Randomized Algorithms for Matrices and Data
By Michael W. Mahoney, Department of Mathematics, Stanford University, USA, mmahoney@cs.stanford.edu
Abstract
Randomized algorithms for very large matrix problems have received a great deal of attention in recent years. Much of this work was motivated by problems in large-scale data analysis, largely since matrices are popular structures with which to model data drawn from a wide range of application domains, and this work was performed by individuals from many different research communities. While the most obvious benefit of randomization is that it can lead to faster algorithms, either in worst-case asymptotic theory and/or numerical implementation, there are numerous other benefits that are at least as important. For example, the use of randomization can lead to simpler algorithms that are easier to analyze or reason about when applied in counterintuitive settings; it can lead to algorithms with more interpretable output, which is of interest in applications where analyst time rather than just computational time is of interest; it can lead implicitly to regularization and more robust output; and randomized algorithms can often be organized to exploit modern computational architectures better than classical numerical methods.
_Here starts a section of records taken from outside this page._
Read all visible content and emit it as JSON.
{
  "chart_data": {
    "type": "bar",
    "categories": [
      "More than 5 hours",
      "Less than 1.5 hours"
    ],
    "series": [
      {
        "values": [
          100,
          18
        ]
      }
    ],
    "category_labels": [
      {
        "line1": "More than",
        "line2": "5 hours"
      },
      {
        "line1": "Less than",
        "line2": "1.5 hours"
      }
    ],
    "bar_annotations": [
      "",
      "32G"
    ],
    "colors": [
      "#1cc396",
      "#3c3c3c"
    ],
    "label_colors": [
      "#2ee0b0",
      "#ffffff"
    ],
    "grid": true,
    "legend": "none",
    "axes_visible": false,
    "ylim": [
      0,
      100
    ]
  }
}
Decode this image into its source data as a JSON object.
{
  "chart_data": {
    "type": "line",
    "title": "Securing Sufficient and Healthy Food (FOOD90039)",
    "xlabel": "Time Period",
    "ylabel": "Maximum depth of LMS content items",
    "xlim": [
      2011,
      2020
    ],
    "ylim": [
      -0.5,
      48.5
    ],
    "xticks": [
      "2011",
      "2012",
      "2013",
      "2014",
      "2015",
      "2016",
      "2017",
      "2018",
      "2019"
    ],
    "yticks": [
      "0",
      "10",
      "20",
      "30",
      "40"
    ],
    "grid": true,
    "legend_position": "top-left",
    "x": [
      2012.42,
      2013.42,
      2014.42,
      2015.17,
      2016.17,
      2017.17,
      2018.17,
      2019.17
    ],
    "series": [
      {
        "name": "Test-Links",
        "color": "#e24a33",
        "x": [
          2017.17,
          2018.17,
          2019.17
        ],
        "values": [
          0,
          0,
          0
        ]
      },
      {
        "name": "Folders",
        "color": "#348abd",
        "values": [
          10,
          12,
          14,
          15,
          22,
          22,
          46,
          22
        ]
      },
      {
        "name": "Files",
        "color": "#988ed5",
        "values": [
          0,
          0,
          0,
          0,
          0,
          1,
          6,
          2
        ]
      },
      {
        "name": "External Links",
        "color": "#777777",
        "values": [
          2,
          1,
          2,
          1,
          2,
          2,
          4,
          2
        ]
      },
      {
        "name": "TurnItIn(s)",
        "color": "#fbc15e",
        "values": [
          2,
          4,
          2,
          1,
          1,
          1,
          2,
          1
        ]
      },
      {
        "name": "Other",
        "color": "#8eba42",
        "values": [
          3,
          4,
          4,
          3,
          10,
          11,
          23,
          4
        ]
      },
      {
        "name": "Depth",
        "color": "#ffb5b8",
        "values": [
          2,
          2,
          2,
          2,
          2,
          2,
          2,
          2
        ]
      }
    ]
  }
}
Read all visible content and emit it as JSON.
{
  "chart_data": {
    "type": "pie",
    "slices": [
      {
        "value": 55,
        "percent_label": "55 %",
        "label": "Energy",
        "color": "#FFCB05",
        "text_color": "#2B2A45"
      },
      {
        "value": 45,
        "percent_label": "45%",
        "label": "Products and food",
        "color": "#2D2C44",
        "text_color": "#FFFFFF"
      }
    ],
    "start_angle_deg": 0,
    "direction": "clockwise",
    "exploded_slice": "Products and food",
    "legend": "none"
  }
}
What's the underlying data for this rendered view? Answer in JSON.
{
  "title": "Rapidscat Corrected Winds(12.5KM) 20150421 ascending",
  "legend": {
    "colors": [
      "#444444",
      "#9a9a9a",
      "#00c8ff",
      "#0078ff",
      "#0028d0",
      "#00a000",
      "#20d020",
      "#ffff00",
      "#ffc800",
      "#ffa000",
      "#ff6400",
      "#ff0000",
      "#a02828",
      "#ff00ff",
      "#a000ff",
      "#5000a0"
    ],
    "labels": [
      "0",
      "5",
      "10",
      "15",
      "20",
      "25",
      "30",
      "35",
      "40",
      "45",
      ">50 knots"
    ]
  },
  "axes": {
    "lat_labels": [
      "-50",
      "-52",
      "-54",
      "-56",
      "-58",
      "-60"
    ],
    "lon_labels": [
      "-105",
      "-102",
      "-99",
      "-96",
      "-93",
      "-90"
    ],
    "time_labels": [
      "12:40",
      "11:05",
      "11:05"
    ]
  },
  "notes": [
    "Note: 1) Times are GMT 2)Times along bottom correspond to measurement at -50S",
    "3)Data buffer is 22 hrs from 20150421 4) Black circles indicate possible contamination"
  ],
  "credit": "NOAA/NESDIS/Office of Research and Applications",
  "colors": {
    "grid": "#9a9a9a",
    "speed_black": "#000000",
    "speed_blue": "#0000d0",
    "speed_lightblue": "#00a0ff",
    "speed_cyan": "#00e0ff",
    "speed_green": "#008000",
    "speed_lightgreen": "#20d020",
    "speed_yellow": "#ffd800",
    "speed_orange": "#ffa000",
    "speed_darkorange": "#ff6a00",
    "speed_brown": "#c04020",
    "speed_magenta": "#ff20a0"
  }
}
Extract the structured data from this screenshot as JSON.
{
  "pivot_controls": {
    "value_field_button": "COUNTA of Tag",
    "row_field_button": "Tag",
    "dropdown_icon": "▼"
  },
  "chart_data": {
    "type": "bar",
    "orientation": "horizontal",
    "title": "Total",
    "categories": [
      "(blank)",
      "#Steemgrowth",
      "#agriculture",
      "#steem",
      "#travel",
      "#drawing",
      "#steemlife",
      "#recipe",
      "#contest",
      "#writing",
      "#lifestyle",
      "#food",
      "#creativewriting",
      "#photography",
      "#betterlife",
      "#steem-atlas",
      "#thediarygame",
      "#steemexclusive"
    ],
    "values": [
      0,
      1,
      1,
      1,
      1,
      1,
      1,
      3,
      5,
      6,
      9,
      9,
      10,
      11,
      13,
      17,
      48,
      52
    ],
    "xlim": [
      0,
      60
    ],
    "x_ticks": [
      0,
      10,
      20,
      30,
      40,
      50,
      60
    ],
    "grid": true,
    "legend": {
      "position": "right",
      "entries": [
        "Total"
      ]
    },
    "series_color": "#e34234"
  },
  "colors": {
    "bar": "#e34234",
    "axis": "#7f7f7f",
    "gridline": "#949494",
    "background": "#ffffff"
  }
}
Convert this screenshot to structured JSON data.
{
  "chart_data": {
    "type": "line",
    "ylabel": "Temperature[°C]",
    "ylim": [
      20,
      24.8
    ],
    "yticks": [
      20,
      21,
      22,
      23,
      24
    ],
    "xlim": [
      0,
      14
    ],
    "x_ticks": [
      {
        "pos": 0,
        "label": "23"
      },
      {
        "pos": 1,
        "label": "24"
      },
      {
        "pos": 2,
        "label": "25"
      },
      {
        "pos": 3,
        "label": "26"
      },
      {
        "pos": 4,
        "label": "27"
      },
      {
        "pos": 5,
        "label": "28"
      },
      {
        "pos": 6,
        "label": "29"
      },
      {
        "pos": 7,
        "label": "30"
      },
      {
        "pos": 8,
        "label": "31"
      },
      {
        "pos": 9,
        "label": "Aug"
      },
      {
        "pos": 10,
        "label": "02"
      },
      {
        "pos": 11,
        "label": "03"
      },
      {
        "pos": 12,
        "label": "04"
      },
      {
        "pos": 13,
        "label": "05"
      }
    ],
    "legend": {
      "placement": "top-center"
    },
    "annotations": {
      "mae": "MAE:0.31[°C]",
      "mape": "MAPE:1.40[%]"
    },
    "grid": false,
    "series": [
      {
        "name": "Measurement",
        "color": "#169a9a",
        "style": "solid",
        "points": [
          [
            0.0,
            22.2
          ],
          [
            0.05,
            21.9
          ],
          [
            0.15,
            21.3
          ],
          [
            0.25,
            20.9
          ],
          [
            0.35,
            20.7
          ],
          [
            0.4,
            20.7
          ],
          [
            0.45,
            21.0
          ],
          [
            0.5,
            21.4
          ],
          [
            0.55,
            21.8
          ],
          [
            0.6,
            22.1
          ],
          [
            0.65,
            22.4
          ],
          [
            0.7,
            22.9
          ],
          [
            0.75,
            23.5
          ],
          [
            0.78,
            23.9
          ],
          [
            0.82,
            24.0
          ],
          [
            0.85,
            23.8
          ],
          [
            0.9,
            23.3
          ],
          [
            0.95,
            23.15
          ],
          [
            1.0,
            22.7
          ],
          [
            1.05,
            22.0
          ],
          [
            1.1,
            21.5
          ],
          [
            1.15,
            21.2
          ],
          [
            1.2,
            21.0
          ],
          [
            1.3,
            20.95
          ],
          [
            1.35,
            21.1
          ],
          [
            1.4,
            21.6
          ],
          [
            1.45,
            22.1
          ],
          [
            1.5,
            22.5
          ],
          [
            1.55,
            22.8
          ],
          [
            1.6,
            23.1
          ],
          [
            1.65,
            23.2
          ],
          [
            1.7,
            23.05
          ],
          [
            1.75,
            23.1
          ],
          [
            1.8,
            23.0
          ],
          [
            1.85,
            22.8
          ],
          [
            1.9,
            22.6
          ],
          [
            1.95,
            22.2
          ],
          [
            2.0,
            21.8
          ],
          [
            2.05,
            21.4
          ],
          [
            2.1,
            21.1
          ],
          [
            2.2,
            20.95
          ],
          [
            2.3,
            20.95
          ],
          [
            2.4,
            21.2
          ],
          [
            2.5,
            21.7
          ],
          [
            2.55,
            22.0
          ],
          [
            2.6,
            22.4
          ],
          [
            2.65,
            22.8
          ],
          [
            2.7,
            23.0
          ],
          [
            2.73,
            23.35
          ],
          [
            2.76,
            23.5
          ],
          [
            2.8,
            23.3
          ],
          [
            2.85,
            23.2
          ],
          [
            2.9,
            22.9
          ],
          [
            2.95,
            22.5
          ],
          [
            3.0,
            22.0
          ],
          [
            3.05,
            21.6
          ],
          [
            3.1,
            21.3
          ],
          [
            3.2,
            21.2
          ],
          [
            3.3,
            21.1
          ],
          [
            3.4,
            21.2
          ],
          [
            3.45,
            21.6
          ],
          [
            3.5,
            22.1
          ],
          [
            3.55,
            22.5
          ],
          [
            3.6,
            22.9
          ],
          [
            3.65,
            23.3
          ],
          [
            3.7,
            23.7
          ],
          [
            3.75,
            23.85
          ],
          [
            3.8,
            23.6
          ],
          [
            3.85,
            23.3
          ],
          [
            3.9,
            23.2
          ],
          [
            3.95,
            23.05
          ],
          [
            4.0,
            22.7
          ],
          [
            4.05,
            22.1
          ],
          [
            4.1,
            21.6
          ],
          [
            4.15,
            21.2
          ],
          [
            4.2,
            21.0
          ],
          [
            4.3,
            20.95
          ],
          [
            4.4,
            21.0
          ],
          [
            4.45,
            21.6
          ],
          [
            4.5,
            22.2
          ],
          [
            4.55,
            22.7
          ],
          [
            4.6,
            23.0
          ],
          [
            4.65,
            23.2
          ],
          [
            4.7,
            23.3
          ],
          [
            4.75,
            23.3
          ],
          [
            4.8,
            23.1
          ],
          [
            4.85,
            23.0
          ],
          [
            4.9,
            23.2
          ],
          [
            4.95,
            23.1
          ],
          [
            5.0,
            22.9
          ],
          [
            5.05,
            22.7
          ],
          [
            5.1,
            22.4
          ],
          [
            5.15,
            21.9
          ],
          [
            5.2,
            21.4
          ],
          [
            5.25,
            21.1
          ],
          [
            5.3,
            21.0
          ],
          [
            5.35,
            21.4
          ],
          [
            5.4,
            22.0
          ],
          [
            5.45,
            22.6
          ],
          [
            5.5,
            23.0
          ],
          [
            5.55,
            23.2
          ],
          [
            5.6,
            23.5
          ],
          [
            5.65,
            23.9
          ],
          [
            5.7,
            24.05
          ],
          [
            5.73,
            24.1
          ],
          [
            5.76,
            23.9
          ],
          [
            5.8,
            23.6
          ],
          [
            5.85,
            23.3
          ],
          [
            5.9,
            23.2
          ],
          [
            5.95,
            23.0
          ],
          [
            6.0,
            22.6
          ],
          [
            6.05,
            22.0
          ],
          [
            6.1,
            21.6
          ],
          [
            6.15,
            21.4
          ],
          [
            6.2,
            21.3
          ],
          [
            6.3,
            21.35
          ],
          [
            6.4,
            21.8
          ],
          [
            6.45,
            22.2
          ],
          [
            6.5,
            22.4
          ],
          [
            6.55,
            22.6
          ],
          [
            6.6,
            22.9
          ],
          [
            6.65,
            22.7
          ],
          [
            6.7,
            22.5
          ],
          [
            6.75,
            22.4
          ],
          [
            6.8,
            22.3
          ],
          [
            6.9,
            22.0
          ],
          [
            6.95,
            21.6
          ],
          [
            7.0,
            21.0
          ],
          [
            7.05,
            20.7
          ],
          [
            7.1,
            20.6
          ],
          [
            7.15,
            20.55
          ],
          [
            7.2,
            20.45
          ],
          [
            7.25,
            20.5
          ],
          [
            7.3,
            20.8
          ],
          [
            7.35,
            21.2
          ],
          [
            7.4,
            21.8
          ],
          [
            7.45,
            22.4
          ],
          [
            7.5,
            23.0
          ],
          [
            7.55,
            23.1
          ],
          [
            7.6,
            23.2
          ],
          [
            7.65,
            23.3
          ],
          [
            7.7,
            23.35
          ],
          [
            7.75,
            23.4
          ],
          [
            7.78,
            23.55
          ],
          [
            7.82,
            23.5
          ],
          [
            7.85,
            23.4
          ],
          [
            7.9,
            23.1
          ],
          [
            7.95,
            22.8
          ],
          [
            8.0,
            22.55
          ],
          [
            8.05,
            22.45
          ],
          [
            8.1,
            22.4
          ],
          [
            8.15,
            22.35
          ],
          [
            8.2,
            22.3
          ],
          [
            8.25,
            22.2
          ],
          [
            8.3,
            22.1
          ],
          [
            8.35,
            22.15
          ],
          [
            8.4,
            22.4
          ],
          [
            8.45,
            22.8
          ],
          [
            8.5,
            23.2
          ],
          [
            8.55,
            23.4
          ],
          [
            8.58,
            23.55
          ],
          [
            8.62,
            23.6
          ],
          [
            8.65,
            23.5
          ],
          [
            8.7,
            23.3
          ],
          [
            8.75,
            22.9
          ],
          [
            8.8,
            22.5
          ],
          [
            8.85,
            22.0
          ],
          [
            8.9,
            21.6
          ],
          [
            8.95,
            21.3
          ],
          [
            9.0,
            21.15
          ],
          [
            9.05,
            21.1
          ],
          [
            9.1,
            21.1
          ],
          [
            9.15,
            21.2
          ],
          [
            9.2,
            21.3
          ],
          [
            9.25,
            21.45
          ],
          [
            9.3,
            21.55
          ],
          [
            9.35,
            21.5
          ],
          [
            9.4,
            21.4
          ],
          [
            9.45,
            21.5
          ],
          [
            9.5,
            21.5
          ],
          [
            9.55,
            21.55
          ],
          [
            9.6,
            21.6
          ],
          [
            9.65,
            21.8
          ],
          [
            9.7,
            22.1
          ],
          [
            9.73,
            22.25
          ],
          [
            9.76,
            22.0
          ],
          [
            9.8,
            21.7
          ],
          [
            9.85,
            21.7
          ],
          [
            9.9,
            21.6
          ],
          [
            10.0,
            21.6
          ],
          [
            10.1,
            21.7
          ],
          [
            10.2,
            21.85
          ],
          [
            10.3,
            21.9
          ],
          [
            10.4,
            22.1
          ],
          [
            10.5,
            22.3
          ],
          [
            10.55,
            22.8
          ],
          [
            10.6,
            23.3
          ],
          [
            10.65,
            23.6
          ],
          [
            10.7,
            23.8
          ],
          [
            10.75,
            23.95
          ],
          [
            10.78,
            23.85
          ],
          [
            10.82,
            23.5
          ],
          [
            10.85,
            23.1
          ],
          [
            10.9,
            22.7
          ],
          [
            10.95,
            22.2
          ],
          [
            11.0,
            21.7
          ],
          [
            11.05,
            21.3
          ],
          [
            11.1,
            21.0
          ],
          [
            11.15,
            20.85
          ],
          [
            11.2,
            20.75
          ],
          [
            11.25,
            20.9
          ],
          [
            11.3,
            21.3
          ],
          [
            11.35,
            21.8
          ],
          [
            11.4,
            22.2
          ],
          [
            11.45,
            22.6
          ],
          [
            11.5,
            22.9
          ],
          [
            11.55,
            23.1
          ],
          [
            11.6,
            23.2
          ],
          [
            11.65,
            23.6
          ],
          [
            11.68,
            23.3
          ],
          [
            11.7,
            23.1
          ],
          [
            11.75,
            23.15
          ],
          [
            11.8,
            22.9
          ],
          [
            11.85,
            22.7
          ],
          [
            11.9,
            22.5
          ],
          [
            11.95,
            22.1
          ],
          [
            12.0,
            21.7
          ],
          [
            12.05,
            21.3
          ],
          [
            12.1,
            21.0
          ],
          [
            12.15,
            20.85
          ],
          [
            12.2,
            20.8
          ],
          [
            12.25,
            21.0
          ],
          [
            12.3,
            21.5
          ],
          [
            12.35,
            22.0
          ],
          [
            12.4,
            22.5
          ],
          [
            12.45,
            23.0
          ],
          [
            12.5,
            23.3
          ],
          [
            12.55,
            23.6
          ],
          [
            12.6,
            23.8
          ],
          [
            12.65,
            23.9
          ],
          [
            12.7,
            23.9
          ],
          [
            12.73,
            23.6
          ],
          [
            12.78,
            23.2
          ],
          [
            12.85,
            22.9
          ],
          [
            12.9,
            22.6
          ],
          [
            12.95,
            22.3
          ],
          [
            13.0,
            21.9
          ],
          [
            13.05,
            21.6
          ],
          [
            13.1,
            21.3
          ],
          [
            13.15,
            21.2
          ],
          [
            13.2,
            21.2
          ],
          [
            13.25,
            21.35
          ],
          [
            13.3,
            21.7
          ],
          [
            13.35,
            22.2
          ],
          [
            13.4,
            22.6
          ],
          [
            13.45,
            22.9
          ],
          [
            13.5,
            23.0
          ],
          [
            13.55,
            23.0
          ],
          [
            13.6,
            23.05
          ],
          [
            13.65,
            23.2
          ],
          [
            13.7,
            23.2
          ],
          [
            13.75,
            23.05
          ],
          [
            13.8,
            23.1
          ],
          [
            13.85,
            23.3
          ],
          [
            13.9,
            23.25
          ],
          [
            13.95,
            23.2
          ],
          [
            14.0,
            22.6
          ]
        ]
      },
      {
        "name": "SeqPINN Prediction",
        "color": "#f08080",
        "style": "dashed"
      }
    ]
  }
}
Randomized Algorithms for Matrices and Data
Randomized algorithms for very large matrix problems have received a great deal of attention in recent years. Much of this work was motivated by problems in large-scale data analysis, largely since matrices are popular structures with which to model data drawn from a wide range of application domains, and the success of this line of work opens the possibility of performing matrix-based computations with truly massive data sets. Originating within theoretical computer science, this work was subsequently extended and applied in important ways by researchers from numerical linear algebra, statistics, applied mathematics, data analysis, and machine learning, as well as domain scientists. Randomized Algorithms for Matrices and Data provides a detailed overview, appropriate for both students and researchers from all of these areas, of recent work on the theory of randomized matrix algorithms as well as the application of those ideas to the solution of practical problems in large-scale data analysis. By focusing on ubiquitous and fundamental problems such as least-squares approximation and low-rank matrix approximation that have been at the center of recent developments, an emphasis is placed on a few simple core ideas that underlie not only recent theoretical advances but also the usefulness of these algorithmic tools in large-scale data applications.